Add the mashed banana and oats, then stir to combine.
Bring the oatmeal to a simmer and cook for 6-8 minutes, or until it’s the desired consistency.
Remove the banana cream oatmeal from the heat and stir in the vanilla.
Divide the oatmeal into two bowls.
Top with sliced bananas, coconut cream, and a dash of cinnamon.
Tips For Making
- If the oatmeal gets too thick, add a little more vegan milk to thin it out.
- Mix in a scoop of vanilla protein powder to boost the nutrition. I like this dairy free and gluten free protein powder. This whey protein powder is my favorite if you aren’t dairy free!
- Do not overcook the oatmeal. The oats will get mushy if they cook too long.
- Load banana cream pie oatmeal with all of the toppings you like! Toasted coconut, chopped walnuts, or mini chocolate chips are some of my faves.

How to Store
Bananas and cream oatmeal will last for 2-3 days in an airtight container in the refrigerator.
Before serving, reheat on the stove or in the microwave. Add a splash of milk to thin it a little bit.
You may notice that it’s a little darker, that’s okay. It’s just because bananas brown fast.
More Amazingly Easy Oatmeal Recipes:
- No Added Sugar Salted Caramel Overnight Oats | High Protein Recipe
- Carrot Cake Baked Oatmeal
- Egg White Oatmeal – High protein! (Microwave)

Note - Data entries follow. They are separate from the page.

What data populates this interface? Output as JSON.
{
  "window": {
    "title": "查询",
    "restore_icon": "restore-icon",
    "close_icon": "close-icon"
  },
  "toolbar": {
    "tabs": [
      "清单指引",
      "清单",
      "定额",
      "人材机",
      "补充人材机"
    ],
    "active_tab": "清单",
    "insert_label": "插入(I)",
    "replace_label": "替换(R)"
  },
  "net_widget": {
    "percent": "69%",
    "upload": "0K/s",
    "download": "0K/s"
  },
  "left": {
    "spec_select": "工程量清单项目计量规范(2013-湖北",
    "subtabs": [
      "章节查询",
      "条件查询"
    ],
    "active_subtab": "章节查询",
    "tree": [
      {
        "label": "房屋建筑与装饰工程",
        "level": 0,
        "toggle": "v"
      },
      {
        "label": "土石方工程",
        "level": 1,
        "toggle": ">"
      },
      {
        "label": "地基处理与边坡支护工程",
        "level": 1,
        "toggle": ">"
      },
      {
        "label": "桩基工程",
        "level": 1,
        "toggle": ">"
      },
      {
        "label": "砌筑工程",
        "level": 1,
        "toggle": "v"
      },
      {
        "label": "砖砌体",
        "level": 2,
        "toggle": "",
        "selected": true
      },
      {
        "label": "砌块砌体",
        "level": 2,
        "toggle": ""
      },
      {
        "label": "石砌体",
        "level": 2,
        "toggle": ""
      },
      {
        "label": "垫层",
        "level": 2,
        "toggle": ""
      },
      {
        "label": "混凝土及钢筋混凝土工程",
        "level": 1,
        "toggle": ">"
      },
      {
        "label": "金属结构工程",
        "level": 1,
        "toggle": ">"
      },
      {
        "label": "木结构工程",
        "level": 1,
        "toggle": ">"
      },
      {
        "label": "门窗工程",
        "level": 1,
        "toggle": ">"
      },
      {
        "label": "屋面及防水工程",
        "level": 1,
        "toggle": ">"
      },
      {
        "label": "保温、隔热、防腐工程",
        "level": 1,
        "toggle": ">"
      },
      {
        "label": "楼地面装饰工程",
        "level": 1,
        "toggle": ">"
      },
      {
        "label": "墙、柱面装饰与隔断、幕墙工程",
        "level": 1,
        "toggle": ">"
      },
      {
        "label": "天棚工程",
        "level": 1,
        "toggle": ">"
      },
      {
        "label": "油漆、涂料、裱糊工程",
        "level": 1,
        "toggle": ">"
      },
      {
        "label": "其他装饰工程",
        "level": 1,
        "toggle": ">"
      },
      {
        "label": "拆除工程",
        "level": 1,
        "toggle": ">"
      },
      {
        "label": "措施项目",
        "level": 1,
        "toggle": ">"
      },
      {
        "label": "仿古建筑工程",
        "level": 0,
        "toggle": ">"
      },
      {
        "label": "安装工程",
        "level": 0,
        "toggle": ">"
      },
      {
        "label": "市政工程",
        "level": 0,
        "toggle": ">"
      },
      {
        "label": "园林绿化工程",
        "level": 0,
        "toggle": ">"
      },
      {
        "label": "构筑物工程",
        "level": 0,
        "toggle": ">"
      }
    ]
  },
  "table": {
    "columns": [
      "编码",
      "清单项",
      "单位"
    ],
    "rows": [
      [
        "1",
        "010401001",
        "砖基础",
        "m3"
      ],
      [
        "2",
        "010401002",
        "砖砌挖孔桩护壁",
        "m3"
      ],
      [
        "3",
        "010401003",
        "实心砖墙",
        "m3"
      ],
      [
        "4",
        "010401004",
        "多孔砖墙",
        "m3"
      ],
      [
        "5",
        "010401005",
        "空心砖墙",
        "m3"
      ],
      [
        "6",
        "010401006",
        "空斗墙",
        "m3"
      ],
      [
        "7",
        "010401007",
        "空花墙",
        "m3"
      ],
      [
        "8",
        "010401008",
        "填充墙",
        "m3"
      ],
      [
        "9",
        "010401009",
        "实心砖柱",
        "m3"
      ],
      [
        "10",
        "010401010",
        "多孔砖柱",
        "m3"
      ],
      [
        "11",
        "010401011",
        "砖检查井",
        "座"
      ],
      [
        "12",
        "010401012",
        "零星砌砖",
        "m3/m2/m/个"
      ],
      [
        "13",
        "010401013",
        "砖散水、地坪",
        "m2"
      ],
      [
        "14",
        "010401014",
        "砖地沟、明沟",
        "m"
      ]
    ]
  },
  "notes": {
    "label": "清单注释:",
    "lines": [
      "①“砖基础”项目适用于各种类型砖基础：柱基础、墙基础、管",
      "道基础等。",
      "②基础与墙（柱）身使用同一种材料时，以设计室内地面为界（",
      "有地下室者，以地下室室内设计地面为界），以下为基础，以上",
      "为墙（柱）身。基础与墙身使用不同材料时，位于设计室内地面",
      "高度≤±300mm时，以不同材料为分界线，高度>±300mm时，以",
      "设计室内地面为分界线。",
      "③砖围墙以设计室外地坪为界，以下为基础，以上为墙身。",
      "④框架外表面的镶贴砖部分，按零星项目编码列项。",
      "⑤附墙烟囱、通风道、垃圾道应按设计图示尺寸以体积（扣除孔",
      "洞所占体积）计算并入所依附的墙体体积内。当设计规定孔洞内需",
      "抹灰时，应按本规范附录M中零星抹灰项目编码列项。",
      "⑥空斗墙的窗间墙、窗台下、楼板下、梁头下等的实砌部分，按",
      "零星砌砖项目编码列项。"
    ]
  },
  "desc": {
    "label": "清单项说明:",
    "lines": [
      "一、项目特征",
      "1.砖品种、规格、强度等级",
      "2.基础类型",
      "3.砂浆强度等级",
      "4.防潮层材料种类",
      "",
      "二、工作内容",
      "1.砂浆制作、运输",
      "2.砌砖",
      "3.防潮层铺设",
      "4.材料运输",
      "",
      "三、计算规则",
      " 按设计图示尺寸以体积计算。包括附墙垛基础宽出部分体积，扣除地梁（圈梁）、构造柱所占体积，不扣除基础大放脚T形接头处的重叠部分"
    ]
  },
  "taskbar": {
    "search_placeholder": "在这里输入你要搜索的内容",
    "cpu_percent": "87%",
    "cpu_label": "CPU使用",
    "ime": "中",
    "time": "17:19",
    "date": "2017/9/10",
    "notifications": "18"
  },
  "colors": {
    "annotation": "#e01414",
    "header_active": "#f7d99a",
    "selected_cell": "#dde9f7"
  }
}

- Mocha Protein Overnight Oats | The Perfect Post-Workout Breakfast
Bananas and Cream Oatmeal
Ingredients
- 2 cups almond milk or favorite plant based milk
- 3 tbsp maple syrup
- ½ tsp ground cinnamon
- ½ tsp salt
- 1 cup old fashioned oats
- 2 bananas 1 mashed and 1 sliced
- 1 tsp vanilla extract
- 2 tbsp coconut cream from the top of a can of full fat coconut milk
Instructions
- In a medium saucepan, whisk together dairy free milk, maple syrup, cinnamon, and salt. Bring to a boil.
- Add the oats and mashed banana. Stir to combine. Bring the mixture to a simmer and cook for 6-8 minutes, until thickened to your liking.
- Remove from the heat and stir in the vanilla extract.
- Divide between two bowls. Top with coconut cream, remaining sliced banana, and a sprinkle of ground cinnamon before serving.